Families of Mosul Isis leaders reach Raqqa in Syria. Doubts over who is helping them

The families of dozens of leaders of the Caliphate were transported on board buses to Raqqa without running into roadblocks, or being discovered by the Allies inspection flights. Suspicions that they are being aided by Turkey and the US. Iraqis think that the victory of Mosul will be "a Pyrrhic victory": the leaders will not be caught, or questioned, and no one will ever know who their secret allies are.

 


Raqqa (AsiaNews) – As the Iraqi army continues its advance towards Mosul rumors are also circulating that there is a secret agreement to transfer Daesh militiamen from Mosul to Syria, specifically to Raqqa and Deir ez-Zor, in Caliphate territory". A similar transfer has already taken place under the protection and with the complicity of many countries, including some which officially are fighting Daesh in Iraq, but not in Syria.

These rumors are now substantiated. An Raqqa resident has reported seeing 10 white buses followed by 12 cars, entering the city in motorcade (see photo). The white vans are the typical means of transport that the Islamic State (IS) used for operations in Mosul.

Dozens of passengers, mainly women and children, alighted form these vehicles, many speaking foreign languages ​​and Arabic dialects that are neither Iraqi nor the Syrian. The fact that women and children were treated with great respect has made the residents of Raqqa suspect them of being family members of Isis leaders and foreign mercenaries.

The families - escorted by armed guards to ensure their protection - were accommodated in student housing in the district of Al Rumeileh.

The news quickly circulated on social media, which has overtaken traditional news agencies, sparking uproar in Iraq, among the members of the so-called "Phalange of Babylon". This is a paramilitary militia composed of Christians (Orthodox) in Mosul that fights alongside the Iraqi army and Kurdish Peshmerga to regain their lands occupied by the IS.

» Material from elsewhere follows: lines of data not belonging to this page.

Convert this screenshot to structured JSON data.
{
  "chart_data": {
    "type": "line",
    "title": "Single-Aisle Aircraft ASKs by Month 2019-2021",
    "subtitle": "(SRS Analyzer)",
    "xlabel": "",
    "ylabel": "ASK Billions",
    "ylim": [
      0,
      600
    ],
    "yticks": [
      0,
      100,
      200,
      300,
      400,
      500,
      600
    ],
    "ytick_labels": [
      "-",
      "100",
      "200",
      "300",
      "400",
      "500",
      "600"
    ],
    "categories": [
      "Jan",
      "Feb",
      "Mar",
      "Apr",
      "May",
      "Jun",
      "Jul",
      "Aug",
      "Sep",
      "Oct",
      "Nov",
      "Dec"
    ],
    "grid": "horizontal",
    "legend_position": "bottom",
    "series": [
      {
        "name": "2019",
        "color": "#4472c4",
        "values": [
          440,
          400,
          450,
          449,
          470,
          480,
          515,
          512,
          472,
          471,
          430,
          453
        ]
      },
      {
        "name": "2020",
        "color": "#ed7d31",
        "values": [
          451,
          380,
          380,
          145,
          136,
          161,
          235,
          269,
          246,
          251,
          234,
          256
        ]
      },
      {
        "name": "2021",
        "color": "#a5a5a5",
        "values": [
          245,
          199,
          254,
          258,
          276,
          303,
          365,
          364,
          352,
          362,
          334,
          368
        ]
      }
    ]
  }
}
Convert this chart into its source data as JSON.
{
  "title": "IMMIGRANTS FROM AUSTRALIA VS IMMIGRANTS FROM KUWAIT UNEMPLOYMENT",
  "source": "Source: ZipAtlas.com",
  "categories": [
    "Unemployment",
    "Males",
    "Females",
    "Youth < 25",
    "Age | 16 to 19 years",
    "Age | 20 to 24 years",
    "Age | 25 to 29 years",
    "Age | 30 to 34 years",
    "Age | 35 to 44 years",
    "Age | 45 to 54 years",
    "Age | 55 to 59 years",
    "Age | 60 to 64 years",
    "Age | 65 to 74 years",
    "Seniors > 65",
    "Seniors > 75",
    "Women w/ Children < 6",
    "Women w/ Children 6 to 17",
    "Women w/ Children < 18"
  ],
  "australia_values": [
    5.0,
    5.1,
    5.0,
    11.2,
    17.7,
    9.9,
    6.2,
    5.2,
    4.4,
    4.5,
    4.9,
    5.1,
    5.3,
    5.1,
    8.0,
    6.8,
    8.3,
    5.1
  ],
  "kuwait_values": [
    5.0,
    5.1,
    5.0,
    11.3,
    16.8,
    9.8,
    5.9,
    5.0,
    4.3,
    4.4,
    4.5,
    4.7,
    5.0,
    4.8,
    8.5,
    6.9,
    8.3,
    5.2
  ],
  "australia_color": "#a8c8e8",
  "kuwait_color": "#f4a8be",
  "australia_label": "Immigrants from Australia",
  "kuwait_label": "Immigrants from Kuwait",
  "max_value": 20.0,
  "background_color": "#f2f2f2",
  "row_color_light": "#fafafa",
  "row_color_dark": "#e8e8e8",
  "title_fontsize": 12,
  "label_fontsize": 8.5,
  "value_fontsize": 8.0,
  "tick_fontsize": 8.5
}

Some of them have expressed suspicion of Allied forces complicity in allowing Daesh fugitives, to make the journey to Raqqa. Curiously, the Western air force engaged in air raids, did not report any sightings of them and allowed them to arrive safe and sound in Raqqa.

Late yesterday an Iraqi source told the pan-Arab TV Al Mayadeen that are already 100 prominent leaders of Daesh who have fled Mosul and arrived in Raqqa with their family.

The propaganda machine of the Daesh "Caliphate" however reports the exact opposite: "the relatives of foreign Daesh leaders are fleeing Raqqa in the direction of Mosul, considered more secure." The news of the escape from Raqqah to Mosul was even declared by Rami Abdel Rahman, director of the Syrian Observatory for Human Rights cited by AFP, and rebroadcast by Sky 24 network in Arabic, who spoke of the arrival in Mosul from Raqqah of 70 families of Daesh leaders.

In any case, this transit between Mosul and Raqqa seems to have taken place in complete safely. It is not clear how these families are arriving from Mosul to Raqqa (or vice versa): the strategic highway Sinjar, which links Mosul to Hassakah in Syria and then to Raqqa is under the total control of the Iraqi Kurdish Peshmerga.

The only other possibility is to pass further south, from Shaddadiya in Syria, or to the north, where there are Turkish troops in Baashika. Of course all these movements would be visible with satellites and from the air, where Russians, Americans, Iraqis, French aircraft patrol day and night.

Military experts say that a massive flight of Isis militiamen from Mosul to Raqqa, would transform the recapture of Mosul into a Pyrrhic victory. The military presence of Daesh on the western side of the Euphrates in Syria would allow them to take advantage of any vacuum in the future to return to Iraq, rising from the Nineveh Plain to Ramadi, Falluja and again threaten Baghdad.

The suspicion of the Iraqis is that "Daesh will only temporarily withdraw from Iraq without a landslide victory, the leaders of the Caliphate will not be captured or stopped, only to be re-used at any time by countries that already support and aid Daesh in secret."

Iraqis are convinced that after the liberation of Mosul, the Daesh leaders and fighters will not be arrested or tried for crimes against humanity of which they are guilty. They will not be subjected to interrogation to find out who their secret allies really are. (P.B.)